Basit bir hesap yapıyorlar: AK Parti'ye oy veren, Reis'i sevip dua eden, mesele devlet ve millet olunca meydanları dolduran kitlenin en az yüzde yetmiş beşi ya bir tarikat ve cemaatin mensubu, ya müntesibi, yahut muhîbi, hiçbiri değilse bile, onlara kem söz söylenip yan bakılmasından rahatsız olan insanlar.
Tarikat ve cemaatlerin mensupları arasında sıra bize de mi gelecek endişesinin büyüyüp yayılması, hesapta Tayyip Erdoğan'ın arkasında saf tutan işte bu kitlenin zayıflaması manasına geliyor ve bu adamların ekmeğine yağ sürüyor. Bunun için yüklendikçe yükleniyorlar. Motto belli: Yalnızlaştır, mağlup et!

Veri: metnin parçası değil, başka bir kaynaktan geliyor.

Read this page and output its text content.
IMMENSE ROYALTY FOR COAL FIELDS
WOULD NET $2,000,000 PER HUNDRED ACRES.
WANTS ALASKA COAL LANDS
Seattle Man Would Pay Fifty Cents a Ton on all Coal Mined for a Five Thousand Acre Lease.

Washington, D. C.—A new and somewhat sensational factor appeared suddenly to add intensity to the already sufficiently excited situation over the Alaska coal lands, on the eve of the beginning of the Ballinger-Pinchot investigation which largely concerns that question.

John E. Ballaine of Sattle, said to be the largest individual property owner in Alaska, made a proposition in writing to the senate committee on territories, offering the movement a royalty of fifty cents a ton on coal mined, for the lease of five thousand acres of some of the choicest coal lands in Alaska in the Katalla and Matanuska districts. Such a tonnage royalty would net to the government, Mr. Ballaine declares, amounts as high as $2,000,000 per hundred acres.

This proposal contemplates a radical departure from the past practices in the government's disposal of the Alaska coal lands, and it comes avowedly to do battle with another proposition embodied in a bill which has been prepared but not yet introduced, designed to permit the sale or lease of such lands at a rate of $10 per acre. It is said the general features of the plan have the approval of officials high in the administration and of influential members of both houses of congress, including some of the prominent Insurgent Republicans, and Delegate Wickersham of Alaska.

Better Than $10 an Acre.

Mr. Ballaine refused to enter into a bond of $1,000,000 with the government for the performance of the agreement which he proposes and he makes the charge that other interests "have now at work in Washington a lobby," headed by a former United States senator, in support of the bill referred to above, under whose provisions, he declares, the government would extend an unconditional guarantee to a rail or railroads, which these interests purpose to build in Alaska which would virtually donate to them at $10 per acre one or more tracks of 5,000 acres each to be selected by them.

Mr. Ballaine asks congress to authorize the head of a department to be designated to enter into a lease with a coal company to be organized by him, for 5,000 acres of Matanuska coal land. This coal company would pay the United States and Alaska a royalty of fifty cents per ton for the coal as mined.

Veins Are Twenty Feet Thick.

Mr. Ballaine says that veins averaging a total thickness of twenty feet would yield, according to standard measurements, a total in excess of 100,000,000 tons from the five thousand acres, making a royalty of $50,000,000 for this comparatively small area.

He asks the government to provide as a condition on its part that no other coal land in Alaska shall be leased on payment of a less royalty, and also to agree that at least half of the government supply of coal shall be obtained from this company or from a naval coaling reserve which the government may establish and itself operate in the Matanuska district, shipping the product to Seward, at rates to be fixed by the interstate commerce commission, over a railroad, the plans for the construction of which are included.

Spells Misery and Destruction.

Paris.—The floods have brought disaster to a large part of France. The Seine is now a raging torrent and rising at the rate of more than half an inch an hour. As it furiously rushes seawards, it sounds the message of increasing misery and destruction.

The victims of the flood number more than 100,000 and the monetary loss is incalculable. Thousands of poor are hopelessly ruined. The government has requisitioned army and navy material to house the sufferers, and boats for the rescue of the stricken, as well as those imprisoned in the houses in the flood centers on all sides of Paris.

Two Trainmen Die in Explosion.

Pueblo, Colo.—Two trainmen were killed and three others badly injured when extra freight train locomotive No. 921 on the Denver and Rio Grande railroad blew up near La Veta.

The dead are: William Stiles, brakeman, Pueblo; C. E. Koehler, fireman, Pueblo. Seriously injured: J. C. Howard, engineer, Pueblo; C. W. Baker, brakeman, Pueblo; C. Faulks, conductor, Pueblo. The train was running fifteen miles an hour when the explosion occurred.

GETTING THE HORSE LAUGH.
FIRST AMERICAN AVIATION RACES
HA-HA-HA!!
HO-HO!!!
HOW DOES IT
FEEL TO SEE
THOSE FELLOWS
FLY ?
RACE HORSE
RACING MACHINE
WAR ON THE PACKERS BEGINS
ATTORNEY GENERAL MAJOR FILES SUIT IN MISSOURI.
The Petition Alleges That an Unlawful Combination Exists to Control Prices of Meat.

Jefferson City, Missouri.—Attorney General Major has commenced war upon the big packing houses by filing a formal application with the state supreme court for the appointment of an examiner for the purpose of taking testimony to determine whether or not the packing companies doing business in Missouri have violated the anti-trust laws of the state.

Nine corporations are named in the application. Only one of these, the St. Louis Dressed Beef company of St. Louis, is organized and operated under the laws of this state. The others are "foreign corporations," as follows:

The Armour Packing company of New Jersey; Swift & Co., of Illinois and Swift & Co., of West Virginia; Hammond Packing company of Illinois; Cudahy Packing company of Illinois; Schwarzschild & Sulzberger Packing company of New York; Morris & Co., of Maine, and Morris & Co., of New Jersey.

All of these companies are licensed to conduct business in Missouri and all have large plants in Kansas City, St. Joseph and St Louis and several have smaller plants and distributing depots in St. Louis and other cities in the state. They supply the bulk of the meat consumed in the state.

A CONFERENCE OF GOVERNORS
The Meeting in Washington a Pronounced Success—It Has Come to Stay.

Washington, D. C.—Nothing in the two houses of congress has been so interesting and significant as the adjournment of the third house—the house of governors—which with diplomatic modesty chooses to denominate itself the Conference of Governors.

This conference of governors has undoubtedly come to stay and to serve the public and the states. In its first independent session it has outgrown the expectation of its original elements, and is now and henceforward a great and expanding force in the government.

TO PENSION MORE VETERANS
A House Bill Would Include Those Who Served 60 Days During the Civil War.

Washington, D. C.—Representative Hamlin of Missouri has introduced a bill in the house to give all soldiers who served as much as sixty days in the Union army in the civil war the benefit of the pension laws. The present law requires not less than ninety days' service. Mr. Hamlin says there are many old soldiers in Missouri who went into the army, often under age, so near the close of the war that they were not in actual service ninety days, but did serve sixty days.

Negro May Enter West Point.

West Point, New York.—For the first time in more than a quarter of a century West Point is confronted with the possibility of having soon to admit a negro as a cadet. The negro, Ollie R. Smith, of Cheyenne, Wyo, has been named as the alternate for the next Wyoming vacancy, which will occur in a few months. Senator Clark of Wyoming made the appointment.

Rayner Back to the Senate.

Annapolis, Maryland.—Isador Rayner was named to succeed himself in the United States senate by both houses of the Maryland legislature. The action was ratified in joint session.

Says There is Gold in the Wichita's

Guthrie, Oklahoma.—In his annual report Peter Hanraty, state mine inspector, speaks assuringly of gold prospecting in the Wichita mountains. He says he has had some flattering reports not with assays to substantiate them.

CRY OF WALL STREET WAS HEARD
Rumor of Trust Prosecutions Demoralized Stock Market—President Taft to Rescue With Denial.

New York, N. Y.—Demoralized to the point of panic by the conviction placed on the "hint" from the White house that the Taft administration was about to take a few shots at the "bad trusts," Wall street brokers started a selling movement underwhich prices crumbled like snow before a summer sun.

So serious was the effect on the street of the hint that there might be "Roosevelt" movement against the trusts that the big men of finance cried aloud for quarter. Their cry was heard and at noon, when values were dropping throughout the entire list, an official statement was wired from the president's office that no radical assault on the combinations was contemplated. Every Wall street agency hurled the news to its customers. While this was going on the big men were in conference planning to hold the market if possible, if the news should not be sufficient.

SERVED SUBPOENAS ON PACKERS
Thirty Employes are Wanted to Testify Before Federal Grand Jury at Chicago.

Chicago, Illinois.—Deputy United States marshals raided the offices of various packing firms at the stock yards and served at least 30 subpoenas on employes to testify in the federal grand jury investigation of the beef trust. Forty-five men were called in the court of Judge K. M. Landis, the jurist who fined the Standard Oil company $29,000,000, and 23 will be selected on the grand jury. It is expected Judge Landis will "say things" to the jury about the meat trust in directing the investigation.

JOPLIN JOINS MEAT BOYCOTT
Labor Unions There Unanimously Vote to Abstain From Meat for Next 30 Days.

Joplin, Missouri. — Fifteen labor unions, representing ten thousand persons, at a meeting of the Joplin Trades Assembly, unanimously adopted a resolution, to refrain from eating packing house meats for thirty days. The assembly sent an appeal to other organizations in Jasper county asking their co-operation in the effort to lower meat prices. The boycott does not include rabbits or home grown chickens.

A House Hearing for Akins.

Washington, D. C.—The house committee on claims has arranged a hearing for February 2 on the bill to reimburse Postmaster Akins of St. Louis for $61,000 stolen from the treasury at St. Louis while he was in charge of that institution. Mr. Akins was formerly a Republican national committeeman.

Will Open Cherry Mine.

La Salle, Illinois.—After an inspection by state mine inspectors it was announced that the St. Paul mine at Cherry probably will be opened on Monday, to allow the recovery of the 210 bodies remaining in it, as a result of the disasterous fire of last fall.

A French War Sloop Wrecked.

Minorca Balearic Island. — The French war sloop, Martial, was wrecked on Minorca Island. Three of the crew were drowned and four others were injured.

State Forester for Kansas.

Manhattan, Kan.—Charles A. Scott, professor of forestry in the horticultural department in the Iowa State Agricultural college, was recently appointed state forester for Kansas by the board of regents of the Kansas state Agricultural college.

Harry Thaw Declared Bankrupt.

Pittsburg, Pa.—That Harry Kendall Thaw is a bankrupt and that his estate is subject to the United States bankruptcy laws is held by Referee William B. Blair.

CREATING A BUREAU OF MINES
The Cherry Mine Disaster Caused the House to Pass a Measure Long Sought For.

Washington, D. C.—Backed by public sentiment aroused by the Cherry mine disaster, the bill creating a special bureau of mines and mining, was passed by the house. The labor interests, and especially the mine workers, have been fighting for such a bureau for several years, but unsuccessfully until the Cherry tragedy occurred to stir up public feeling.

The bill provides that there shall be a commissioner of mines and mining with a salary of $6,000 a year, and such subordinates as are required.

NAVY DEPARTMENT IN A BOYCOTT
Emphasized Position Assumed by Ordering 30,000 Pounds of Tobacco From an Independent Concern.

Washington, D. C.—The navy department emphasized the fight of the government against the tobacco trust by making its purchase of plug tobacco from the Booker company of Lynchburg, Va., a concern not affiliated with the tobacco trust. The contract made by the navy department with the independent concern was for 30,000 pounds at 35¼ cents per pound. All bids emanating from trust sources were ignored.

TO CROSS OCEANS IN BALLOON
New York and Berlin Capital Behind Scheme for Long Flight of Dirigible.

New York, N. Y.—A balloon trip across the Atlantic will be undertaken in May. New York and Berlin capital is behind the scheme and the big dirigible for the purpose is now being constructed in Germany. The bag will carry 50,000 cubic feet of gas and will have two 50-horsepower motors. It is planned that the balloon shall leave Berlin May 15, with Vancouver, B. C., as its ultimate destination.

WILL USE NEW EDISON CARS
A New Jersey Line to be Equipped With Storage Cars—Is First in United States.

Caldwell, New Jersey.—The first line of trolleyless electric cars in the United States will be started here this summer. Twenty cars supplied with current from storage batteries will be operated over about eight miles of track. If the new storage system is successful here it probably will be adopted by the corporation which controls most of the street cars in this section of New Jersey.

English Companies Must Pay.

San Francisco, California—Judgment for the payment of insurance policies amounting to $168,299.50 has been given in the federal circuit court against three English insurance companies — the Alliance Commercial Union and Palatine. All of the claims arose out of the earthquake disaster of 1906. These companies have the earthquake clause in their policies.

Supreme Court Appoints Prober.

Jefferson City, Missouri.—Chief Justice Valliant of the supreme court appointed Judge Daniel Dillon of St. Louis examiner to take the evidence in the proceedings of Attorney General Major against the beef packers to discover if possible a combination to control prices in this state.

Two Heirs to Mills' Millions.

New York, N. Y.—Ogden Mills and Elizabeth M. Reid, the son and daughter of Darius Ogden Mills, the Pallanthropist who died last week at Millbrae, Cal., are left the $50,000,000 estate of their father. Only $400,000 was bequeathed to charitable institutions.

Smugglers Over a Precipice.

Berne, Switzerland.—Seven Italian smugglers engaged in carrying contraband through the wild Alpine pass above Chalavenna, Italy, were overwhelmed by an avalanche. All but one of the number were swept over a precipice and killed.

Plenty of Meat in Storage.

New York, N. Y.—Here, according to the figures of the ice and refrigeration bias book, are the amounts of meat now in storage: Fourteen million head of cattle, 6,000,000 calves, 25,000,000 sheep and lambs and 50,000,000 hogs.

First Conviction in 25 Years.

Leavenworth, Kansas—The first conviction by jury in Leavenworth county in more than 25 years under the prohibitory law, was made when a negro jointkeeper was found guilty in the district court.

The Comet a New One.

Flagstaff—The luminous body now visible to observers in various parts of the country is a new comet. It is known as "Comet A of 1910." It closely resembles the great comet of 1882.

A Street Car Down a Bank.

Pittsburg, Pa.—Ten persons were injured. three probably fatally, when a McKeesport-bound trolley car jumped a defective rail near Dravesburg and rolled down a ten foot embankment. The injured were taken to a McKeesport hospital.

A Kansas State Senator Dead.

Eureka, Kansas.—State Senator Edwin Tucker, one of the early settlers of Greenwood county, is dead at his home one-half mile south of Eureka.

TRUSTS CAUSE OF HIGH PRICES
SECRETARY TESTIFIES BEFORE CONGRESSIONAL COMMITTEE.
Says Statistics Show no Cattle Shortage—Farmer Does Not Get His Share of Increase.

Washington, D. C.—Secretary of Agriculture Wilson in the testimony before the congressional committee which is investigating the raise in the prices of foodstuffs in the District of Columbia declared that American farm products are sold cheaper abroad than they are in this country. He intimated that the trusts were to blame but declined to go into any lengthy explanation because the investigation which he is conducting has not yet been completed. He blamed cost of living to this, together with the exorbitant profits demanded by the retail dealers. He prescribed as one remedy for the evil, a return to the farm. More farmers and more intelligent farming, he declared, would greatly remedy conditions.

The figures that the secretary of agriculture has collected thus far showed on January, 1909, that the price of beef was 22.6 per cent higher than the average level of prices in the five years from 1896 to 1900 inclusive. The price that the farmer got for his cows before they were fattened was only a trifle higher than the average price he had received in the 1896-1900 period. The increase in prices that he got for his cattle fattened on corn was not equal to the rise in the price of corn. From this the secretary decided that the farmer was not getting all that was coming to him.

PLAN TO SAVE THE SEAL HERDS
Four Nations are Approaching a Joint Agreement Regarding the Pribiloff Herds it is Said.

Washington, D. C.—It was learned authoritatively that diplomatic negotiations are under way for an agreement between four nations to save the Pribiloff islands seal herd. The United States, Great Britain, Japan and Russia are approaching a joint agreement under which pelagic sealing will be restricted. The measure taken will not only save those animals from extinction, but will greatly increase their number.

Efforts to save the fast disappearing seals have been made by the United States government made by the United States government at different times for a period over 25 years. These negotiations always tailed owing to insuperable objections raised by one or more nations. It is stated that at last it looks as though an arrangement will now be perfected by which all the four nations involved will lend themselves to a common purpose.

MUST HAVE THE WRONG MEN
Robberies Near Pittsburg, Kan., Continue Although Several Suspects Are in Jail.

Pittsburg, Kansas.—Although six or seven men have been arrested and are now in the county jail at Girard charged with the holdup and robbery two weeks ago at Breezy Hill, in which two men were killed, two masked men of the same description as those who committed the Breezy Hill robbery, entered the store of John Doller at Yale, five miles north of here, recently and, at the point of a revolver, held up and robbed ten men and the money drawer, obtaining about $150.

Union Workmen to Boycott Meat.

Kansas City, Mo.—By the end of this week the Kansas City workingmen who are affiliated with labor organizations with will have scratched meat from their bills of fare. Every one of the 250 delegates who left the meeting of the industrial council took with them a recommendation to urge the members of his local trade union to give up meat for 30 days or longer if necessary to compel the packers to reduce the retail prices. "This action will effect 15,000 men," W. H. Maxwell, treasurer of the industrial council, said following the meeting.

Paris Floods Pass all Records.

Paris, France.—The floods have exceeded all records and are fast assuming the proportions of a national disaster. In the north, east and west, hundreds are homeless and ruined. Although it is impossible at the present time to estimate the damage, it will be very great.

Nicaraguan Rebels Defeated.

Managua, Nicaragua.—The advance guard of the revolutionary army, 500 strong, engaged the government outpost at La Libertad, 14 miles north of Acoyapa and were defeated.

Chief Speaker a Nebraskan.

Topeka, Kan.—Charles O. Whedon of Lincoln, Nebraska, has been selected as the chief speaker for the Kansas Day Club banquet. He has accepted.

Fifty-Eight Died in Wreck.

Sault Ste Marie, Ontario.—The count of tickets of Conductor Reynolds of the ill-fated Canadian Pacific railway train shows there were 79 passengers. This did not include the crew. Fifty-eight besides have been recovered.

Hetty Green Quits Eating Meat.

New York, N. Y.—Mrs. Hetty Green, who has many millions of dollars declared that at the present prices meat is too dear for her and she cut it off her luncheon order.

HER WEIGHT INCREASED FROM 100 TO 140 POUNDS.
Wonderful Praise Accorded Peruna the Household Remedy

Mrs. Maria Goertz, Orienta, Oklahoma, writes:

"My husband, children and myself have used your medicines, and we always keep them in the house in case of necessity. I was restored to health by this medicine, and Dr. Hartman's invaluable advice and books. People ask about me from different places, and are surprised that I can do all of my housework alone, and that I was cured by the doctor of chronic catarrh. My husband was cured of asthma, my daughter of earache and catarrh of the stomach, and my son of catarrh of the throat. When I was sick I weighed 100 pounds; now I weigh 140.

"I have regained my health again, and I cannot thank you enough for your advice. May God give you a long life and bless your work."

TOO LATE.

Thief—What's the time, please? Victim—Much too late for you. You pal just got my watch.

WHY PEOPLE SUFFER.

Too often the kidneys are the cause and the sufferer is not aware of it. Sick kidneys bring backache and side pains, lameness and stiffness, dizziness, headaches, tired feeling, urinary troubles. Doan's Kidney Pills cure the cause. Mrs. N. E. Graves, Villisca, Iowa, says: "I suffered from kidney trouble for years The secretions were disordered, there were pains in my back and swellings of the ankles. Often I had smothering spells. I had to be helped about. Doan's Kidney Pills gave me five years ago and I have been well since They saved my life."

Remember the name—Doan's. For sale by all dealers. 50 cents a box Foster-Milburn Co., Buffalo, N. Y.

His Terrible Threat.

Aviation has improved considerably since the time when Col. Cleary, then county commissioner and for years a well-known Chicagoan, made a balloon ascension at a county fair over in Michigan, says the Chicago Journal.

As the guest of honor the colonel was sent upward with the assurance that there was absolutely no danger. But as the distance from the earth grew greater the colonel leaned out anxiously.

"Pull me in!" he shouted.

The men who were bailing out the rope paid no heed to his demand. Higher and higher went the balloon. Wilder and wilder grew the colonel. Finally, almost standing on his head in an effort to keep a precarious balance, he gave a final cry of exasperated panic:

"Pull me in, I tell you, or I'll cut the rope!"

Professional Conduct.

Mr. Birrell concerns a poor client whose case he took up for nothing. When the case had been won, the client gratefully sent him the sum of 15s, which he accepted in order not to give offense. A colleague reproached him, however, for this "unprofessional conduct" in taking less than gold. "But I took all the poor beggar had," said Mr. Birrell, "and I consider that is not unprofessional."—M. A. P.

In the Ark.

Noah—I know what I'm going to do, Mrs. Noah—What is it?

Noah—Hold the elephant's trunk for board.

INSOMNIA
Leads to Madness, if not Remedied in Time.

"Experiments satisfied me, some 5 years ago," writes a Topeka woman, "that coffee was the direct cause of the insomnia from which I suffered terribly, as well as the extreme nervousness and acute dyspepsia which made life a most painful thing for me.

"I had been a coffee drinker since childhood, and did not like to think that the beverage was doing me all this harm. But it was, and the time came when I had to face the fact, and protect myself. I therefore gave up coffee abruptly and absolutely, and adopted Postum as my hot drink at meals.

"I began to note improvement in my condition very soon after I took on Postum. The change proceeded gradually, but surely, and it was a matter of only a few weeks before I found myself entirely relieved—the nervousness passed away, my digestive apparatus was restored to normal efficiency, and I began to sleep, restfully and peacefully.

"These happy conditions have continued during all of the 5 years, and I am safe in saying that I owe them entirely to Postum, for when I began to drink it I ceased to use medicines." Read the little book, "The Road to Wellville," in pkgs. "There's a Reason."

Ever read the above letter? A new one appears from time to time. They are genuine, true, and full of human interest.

En kapsamlı ve zekice çalışanlar bunlar. Yaptıklarıyla milyonlarca insanı tedirgin ediyorlar, FETÖ'ye destek oluyorlar, CHP'nin ağzına sakız veriyorlar, 'ya şimdi de yanılıyorsan' deyip Cumhurbaşkanının üzerinde bir baskı oluşturmaya çalışıyorlar. Bir taşla on kuş...
Diyeceğim o ki; birisi çıkıp da safiyet ve berraklığı ondört asırla perçinli tasavvuf yolunu bu karanlık yapı ile herhangi bir şekilde mukayese etmeye kalkarsa kendinize şu soruyu sorun: Bu kişi bu beş sınıftan hangisine mensup, devlet, millet ve Reis'le derdi ne?
Bu kadar mı, bir altıncısı yok mu diyeceksiniz. Var ama ayrıca bir paragraf açmaya değer mi bilmem.
Radikal laik olmadığını bildiğimiz, kripto FETÖ'cü olmadığını tahmin ettiğimiz, tasavvuf münkiri olmayacak kadar akıllı olduğunu zannettiğimiz, eski dostluğun hatırına Reis'e düşmanlık etmeyeceğini umduğumuz, bir tek kişiden oluşan bir altıncı sınıf daha var.
Ona da kısaca Hüseyin Besli diyoruz.
Not: Kendisi çıkıp tevazu gösterir 'benim için ayrıca bir başlık açmayın' diyecek olursa, nezaketen ve iltifaten 'bilmeyenler' grubuna dahil edilmesinde bir mahzur yoktur.
Henüz yorum yapılmamış.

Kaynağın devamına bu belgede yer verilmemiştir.